De Obama a Trump: Crisis de identidad en EE.UU.
Cuando el tribalismo reemplaza el diálogo
A lo largo de mis columnas, he reflexionado sobre cómo el fundamentalismo moral puede dividir profundamente la vida pública, separando a la sociedad en rígidas categorías de "buenos" y "malos", fragmentando comunidades y erosionando el tejido social.
Para entender la política estadounidense actual, es útil recordar la famosa novela del escritor Robert Louis Stevenson, El extraño caso del Dr. Jekyll y Mr. Hyde. Esta obra clásica de la literatura inglesa explora la lucha entre las facetas de una misma identidad, dividida entre lo aceptable y lo reprimido, lo civilizado y lo salvaje. Figuras como Barack Obama y Donald Trump representan esta dualidad en la psique colectiva de Estados Unidos. Obama simboliza la imagen idealizada de inclusión y progreso —el "Dr. Jekyll" de la nación—, mientras que Trump encarna lo reprimido, el desafío a las normas y la falta de corrección política, funcionando como un "Mr. Hyde" colectivo.

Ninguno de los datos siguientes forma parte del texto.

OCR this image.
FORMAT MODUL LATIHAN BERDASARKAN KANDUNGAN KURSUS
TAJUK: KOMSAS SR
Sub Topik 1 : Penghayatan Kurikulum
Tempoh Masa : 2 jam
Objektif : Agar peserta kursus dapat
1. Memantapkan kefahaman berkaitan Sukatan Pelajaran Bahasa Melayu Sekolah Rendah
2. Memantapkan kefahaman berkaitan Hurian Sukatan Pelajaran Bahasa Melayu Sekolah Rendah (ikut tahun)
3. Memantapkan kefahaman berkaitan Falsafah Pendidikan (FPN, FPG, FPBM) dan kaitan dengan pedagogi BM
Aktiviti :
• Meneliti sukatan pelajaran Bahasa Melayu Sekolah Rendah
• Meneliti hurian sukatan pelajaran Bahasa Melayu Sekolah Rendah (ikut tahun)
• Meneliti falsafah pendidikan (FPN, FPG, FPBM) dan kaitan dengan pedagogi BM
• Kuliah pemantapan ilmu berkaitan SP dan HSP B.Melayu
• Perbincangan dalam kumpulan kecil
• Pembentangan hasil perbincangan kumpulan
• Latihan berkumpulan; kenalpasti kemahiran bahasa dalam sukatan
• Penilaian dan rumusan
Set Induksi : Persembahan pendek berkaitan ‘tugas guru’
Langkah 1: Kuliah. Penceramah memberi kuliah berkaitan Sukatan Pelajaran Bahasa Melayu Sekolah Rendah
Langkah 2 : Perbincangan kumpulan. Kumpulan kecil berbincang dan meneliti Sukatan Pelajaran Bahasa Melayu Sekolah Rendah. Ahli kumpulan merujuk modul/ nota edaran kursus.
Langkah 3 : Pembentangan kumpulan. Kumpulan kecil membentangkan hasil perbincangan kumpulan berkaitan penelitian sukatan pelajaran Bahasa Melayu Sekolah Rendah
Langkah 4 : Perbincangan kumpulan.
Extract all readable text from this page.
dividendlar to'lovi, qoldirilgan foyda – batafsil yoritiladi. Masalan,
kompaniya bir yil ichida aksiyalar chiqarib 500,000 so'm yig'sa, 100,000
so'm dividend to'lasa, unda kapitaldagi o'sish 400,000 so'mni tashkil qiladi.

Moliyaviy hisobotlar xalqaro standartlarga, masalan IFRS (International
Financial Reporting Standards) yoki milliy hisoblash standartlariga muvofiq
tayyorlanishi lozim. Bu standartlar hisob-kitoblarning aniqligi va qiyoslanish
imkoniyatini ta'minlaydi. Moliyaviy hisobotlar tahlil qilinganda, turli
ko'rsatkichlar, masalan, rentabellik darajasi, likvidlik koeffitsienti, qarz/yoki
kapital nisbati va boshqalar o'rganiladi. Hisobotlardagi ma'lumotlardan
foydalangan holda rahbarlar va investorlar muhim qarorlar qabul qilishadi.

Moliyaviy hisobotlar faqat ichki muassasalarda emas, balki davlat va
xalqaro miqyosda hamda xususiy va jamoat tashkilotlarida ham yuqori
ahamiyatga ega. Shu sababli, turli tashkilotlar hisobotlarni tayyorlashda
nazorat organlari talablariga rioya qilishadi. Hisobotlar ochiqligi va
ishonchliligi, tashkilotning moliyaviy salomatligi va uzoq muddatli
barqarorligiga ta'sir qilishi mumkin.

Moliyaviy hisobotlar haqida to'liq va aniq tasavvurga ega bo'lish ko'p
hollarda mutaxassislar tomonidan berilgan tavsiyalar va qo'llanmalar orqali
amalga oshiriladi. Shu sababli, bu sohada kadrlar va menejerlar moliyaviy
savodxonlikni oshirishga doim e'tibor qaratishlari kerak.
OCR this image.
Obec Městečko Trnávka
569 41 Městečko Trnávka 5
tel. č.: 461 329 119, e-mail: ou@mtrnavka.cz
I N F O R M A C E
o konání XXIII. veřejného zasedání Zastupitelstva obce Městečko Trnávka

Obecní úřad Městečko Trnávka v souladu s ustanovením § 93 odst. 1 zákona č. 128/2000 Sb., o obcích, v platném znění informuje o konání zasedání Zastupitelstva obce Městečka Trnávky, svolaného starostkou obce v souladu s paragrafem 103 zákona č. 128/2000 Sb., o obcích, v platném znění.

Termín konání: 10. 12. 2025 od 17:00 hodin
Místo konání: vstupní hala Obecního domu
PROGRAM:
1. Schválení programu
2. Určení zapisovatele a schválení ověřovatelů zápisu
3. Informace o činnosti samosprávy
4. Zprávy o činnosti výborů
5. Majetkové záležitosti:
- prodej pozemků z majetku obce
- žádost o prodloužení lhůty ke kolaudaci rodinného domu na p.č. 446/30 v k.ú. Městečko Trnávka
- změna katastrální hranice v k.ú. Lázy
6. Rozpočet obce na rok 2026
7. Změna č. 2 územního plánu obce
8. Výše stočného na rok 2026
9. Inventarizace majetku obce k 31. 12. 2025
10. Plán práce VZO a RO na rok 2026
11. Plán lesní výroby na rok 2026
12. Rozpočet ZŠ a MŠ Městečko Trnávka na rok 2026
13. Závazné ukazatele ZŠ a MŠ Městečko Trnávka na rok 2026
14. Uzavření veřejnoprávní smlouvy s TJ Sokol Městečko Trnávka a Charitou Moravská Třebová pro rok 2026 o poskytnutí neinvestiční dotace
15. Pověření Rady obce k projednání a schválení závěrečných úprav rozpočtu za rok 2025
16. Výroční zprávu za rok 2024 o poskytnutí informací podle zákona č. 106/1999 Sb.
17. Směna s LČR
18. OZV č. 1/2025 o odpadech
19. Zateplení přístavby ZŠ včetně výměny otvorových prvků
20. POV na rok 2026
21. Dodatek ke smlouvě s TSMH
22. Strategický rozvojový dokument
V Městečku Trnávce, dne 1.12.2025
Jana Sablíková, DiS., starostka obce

Este conflicto recuerda el enfrentamiento entre Andrew Jackson y John Quincy Adams en el siglo XIX, donde Jackson, al igual que Trump, decía representar sectores marginados, rechazando las élites y la corrección política en defensa de valores tradicionales. Obama, en cambio, evoca a Quincy Adams, líder de una élite intelectual y progresista que buscaba una visión de EE. UU. centrada en la inclusión y la diplomacia, pero desconectada para muchos de los valores tradicionales del país.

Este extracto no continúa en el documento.